I know I have added some of these pictures before on previous posts, but I will add them here at the bottom in case I forgot.
Eme & Kristie beach get-away with Karl, and the fair. Kash & Susanna game fun with friends, parties, and beautiful Flagstaff in the fall, the girls at the pumpkin patch.
October is a fun month for my family. There is a lot of Halloween festivities to do!

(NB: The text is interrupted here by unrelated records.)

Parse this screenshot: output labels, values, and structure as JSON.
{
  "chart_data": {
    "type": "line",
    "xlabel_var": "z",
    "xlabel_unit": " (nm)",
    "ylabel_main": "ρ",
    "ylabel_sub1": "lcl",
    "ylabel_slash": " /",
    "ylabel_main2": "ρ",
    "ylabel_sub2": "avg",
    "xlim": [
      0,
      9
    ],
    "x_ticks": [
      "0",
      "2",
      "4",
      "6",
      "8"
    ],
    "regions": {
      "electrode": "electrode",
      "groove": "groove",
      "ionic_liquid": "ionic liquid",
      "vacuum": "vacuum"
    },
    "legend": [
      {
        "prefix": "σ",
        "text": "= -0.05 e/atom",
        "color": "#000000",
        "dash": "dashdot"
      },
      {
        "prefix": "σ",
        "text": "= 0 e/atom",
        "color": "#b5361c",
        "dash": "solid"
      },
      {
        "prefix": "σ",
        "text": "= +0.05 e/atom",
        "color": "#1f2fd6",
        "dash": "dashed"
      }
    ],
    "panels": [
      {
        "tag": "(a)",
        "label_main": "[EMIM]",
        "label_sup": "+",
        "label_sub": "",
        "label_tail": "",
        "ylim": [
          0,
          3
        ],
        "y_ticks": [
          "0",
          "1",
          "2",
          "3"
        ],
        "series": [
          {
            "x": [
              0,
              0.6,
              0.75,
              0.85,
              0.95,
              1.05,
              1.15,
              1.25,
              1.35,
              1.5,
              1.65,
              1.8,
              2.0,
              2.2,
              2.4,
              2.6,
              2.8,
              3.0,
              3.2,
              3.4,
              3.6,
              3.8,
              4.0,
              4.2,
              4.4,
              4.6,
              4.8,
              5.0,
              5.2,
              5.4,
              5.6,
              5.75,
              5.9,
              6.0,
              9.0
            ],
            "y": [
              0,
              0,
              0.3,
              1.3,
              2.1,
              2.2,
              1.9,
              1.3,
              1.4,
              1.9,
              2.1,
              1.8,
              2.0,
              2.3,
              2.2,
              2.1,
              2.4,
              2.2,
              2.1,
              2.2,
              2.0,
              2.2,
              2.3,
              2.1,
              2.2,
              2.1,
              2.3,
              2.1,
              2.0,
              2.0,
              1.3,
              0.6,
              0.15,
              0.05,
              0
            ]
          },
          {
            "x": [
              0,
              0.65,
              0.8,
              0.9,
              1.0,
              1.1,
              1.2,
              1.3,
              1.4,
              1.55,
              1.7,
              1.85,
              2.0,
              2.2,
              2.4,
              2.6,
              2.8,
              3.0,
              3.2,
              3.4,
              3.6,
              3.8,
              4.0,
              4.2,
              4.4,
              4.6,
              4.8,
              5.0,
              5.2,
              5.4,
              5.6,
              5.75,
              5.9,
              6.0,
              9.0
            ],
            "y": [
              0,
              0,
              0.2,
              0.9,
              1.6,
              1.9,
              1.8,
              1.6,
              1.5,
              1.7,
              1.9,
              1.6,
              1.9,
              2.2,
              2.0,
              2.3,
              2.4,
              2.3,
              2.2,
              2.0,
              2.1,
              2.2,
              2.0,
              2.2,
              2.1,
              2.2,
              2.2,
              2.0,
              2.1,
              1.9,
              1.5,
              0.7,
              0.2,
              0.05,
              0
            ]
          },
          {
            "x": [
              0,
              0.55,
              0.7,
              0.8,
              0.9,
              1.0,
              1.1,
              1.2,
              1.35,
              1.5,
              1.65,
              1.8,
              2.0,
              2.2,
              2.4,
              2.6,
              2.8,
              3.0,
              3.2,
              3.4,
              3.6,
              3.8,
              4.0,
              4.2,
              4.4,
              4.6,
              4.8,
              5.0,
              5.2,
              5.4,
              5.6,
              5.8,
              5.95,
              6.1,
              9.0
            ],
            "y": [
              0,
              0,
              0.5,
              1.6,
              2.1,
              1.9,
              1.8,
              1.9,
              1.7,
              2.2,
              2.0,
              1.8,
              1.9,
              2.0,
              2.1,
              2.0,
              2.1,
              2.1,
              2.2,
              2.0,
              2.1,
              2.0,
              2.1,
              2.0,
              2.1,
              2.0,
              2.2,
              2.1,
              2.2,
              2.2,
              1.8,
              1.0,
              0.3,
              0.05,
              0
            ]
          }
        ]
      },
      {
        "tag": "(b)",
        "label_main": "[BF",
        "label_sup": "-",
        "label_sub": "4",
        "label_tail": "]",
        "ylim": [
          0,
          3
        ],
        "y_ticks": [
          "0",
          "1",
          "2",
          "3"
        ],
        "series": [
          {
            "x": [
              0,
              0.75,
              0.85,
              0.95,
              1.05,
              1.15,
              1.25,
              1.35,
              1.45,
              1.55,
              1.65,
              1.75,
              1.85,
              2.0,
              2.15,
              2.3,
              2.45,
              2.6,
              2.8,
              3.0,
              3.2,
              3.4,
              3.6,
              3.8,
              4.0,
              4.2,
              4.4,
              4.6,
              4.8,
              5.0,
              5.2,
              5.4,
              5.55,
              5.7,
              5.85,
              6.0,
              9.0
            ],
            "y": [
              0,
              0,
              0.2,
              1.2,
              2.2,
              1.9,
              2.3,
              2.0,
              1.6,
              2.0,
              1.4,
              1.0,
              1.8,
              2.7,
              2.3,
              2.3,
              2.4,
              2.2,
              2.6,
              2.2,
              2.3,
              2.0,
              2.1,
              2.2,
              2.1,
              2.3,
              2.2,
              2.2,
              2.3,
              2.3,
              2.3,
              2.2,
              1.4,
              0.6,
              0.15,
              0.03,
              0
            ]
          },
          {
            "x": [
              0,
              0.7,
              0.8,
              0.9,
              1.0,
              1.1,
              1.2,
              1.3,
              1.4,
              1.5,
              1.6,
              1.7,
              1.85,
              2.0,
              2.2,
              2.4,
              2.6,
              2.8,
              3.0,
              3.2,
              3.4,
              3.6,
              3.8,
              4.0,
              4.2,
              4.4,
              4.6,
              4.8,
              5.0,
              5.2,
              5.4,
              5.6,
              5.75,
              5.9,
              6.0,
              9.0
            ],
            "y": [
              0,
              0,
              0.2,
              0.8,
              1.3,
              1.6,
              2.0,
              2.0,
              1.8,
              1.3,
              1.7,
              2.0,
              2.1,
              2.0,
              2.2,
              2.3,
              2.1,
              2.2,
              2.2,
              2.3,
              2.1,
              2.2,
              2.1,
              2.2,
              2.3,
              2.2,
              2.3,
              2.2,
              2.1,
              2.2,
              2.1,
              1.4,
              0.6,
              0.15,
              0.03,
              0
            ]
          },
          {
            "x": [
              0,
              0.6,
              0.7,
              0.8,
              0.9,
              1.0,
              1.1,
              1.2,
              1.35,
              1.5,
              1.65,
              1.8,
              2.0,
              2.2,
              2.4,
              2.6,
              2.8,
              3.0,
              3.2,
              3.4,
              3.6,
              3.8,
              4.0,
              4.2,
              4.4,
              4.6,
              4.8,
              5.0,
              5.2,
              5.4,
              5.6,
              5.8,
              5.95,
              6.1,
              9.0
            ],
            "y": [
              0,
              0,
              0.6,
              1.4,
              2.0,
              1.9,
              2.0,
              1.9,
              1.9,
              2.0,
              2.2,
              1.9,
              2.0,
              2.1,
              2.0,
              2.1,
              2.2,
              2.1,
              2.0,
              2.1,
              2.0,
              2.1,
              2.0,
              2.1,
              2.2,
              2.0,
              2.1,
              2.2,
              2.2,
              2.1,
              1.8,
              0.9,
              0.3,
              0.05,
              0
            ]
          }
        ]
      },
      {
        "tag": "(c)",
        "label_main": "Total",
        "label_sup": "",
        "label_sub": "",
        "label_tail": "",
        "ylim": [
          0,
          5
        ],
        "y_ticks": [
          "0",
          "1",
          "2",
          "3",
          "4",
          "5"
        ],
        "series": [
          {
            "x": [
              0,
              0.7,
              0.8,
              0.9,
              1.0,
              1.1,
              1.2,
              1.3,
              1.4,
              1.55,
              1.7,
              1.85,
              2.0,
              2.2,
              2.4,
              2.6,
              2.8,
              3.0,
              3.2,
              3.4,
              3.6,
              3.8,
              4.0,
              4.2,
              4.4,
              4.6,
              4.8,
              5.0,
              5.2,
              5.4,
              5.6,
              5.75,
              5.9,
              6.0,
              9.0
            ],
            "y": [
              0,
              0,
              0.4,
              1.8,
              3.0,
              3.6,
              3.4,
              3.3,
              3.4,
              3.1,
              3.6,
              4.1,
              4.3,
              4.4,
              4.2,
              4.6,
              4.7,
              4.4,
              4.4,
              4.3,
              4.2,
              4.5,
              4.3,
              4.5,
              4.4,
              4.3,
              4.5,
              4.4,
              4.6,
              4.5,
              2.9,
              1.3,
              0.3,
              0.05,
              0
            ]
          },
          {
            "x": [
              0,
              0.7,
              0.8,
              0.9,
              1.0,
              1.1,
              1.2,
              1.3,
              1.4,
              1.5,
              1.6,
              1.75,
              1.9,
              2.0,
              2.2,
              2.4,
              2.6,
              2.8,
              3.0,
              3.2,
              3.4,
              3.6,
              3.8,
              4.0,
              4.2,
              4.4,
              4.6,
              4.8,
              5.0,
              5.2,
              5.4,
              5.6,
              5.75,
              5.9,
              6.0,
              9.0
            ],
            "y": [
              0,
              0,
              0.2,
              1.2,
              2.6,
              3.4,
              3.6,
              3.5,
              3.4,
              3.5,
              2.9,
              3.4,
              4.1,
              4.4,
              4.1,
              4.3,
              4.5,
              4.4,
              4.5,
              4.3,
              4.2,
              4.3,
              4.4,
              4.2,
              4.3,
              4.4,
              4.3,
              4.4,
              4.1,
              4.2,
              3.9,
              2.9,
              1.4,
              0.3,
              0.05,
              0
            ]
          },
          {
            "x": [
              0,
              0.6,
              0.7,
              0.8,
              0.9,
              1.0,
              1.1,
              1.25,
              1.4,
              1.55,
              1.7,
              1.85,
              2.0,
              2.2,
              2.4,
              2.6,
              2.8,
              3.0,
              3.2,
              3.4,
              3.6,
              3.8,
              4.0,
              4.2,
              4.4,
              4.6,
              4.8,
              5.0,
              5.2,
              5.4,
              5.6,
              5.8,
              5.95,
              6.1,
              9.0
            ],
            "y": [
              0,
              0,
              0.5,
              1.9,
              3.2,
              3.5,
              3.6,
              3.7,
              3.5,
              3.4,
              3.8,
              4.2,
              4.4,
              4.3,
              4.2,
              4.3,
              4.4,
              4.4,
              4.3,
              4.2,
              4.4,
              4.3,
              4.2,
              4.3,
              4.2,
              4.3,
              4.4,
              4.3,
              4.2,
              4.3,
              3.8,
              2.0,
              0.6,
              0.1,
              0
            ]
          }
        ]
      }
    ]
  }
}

Yesterday I went through and I got rid of so many clothes that I do not wear. It felt so good to de junk again and Pete and I do it all the time. I have three full garbage bags that I’m sending off to Goodwill. I want to help whoever I can who are less fortunate.
You cannot force or expect people to become Christian! Life does not work that way and God don’t care. His love is deeper than this shallow world will ever realize. Project 2025 is in full force, and it makes me sick to my stomach.
Summing it up for me and putting my feelings into my own words goes like this
The rich keep getting richer
the poor keep getting poorer
Innocent people and children are losing their healthcare and snap benefits while Mr. T continues to enforce Project 2025 and builds a new ballroom for his few billionaire friends.
They do not care about anyone else but themselves.
They are doing the complete exact opposite of what Jesus taught.
And it makes me sick.
Favorite scriptures:
“So, whatever you wish that others would do to you, do also to them, for this is the law and the prophets
Enter by the narrow gate. For the gate is wide and the way is easy that leads to destruction and those who enter by it are many. For the gate is narrow and the way is hard that leads to life, and those who find it are few.
Beware of false prophets who come to you in sheep’s clothing but inwardly are ravenous wolves. You will recognize them by their fruits
Matthew 7
I recognized Trump by his fruits a hell of a long time ago, and those who refuse to see it are blind.